Powell hopes to sign one more post player before the season, but he said that he likes his roster as it currently stands even if no one else is added. The 10 newcomers join Gulf Coast’s three returning players: Jeremy Harris, Van Johnson, and Josh Wade.
In Harris, the Commodores have one of the top returning sophomores in the Panhandle Conference. The 6-foot-6 wing player averaged 13.7 points and 6.3 rebounds per game as a freshman and is currently being recruited by the likes of N.C. State, Marquette, and Virginia Tech. Johnson averaged 7.1 points in Panhandle Conference play last year while shooting 48 percent from the field and 42 percent from the 3-point line.

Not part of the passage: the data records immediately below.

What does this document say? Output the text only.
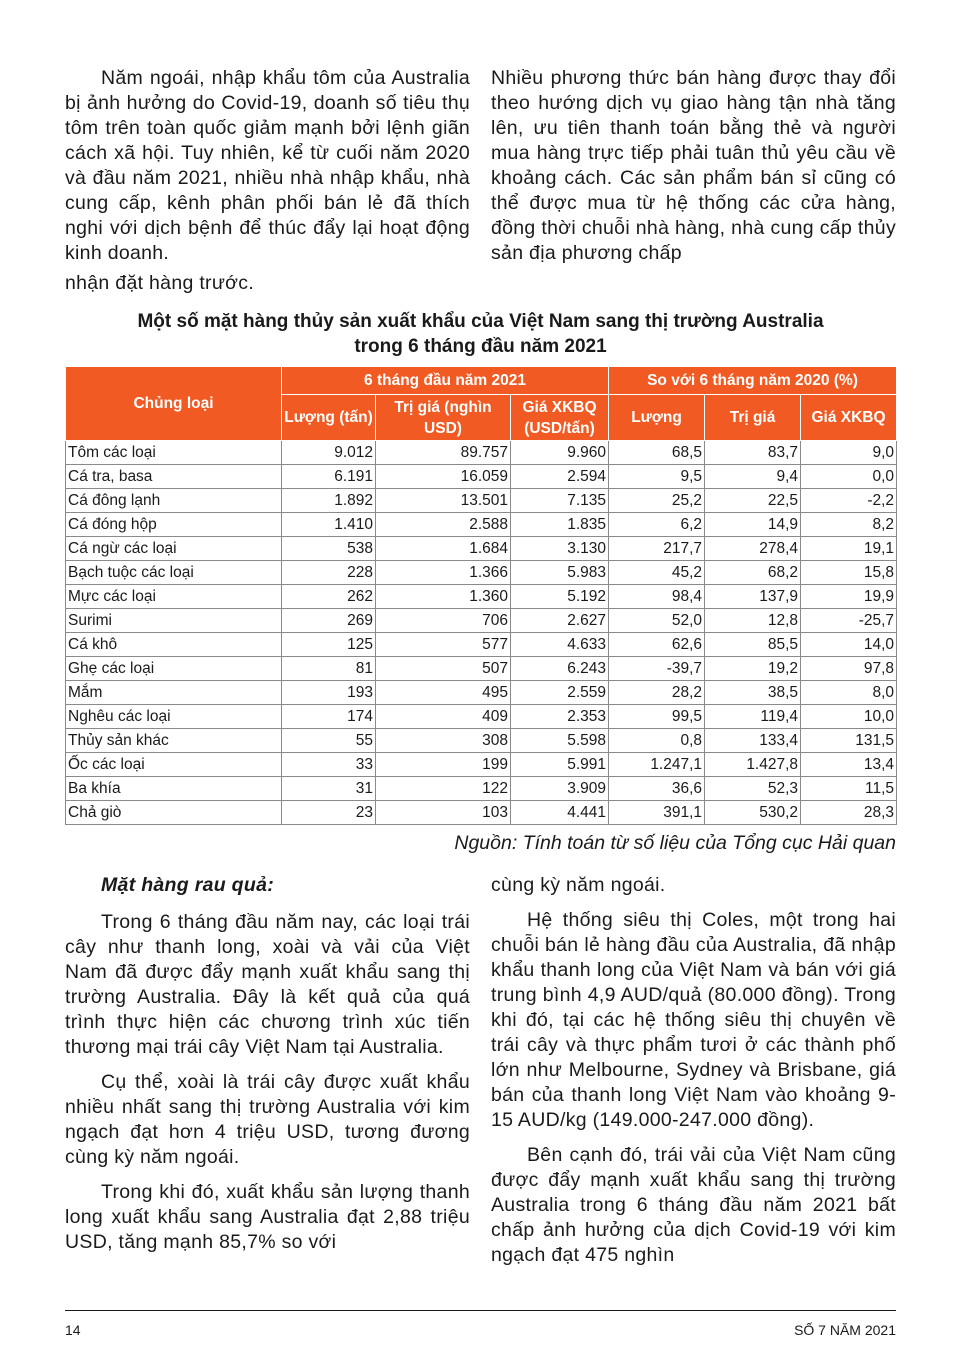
Năm ngoái, nhập khẩu tôm của Australia bị ảnh hưởng do Covid-19, doanh số tiêu thụ tôm trên toàn quốc giảm mạnh bởi lệnh giãn cách xã hội. Tuy nhiên, kể từ cuối năm 2020 và đầu năm 2021, nhiều nhà nhập khẩu, nhà cung cấp, kênh phân phối bán lẻ đã thích nghi với dịch bệnh để thúc đẩy lại hoạt động kinh doanh.

Nhiều phương thức bán hàng được thay đổi theo hướng dịch vụ giao hàng tận nhà tăng lên, ưu tiên thanh toán bằng thẻ và người mua hàng trực tiếp phải tuân thủ yêu cầu về khoảng cách. Các sản phẩm bán sỉ cũng có thể được mua từ hệ thống các cửa hàng, đồng thời chuỗi nhà hàng, nhà cung cấp thủy sản địa phương chấp

nhận đặt hàng trước.
Một số mặt hàng thủy sản xuất khẩu của Việt Nam sang thị trường Australia
trong 6 tháng đầu năm 2021
Chủng loại	6 tháng đầu năm 2021			So với 6 tháng năm 2020 (%)		
	Lượng (tấn)	Trị giá (nghìn USD)	Giá XKBQ (USD/tấn)	Lượng	Trị giá	Giá XKBQ
Tôm các loại	9.012	89.757	9.960	68,5	83,7	9,0
Cá tra, basa	6.191	16.059	2.594	9,5	9,4	0,0
Cá đông lạnh	1.892	13.501	7.135	25,2	22,5	-2,2
Cá đóng hộp	1.410	2.588	1.835	6,2	14,9	8,2
Cá ngừ các loại	538	1.684	3.130	217,7	278,4	19,1
Bạch tuộc các loại	228	1.366	5.983	45,2	68,2	15,8
Mực các loại	262	1.360	5.192	98,4	137,9	19,9
Surimi	269	706	2.627	52,0	12,8	-25,7
Cá khô	125	577	4.633	62,6	85,5	14,0
Ghẹ các loại	81	507	6.243	-39,7	19,2	97,8
Mắm	193	495	2.559	28,2	38,5	8,0
Nghêu các loại	174	409	2.353	99,5	119,4	10,0
Thủy sản khác	55	308	5.598	0,8	133,4	131,5
Ốc các loại	33	199	5.991	1.247,1	1.427,8	13,4
Ba khía	31	122	3.909	36,6	52,3	11,5
Chả giò	23	103	4.441	391,1	530,2	28,3
Nguồn: Tính toán từ số liệu của Tổng cục Hải quan

Mặt hàng rau quả:

Trong 6 tháng đầu năm nay, các loại trái cây như thanh long, xoài và vải của Việt Nam đã được đẩy mạnh xuất khẩu sang thị trường Australia. Đây là kết quả của quá trình thực hiện các chương trình xúc tiến thương mại trái cây Việt Nam tại Australia.

Cụ thể, xoài là trái cây được xuất khẩu nhiều nhất sang thị trường Australia với kim ngạch đạt hơn 4 triệu USD, tương đương cùng kỳ năm ngoái.

Trong khi đó, xuất khẩu sản lượng thanh long xuất khẩu sang Australia đạt 2,88 triệu USD, tăng mạnh 85,7% so với

cùng kỳ năm ngoái.

Hệ thống siêu thị Coles, một trong hai chuỗi bán lẻ hàng đầu của Australia, đã nhập khẩu thanh long của Việt Nam và bán với giá trung bình 4,9 AUD/quả (80.000 đồng). Trong khi đó, tại các hệ thống siêu thị chuyên về trái cây và thực phẩm tươi ở các thành phố lớn như Melbourne, Sydney và Brisbane, giá bán của thanh long Việt Nam vào khoảng 9-15 AUD/kg (149.000-247.000 đồng).

Bên cạnh đó, trái vải của Việt Nam cũng được đẩy mạnh xuất khẩu sang thị trường Australia trong 6 tháng đầu năm 2021 bất chấp ảnh hưởng của dịch Covid-19 với kim ngạch đạt 475 nghìn

14	SỐ 7 NĂM 2021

With only two experienced players coming back, the Commodores will go into the fall with a lot of questions to answer about roles and the rotation. But Powell said he expects the players will sort those out once they’re all together on campus.
“I think we’re going to have highly competitive practices with lots of scrimmaging up and down the court,” he said. “The men will be able to settle it for themselves who will earn the most minutes and do the things to help us win games and try to win a championship.”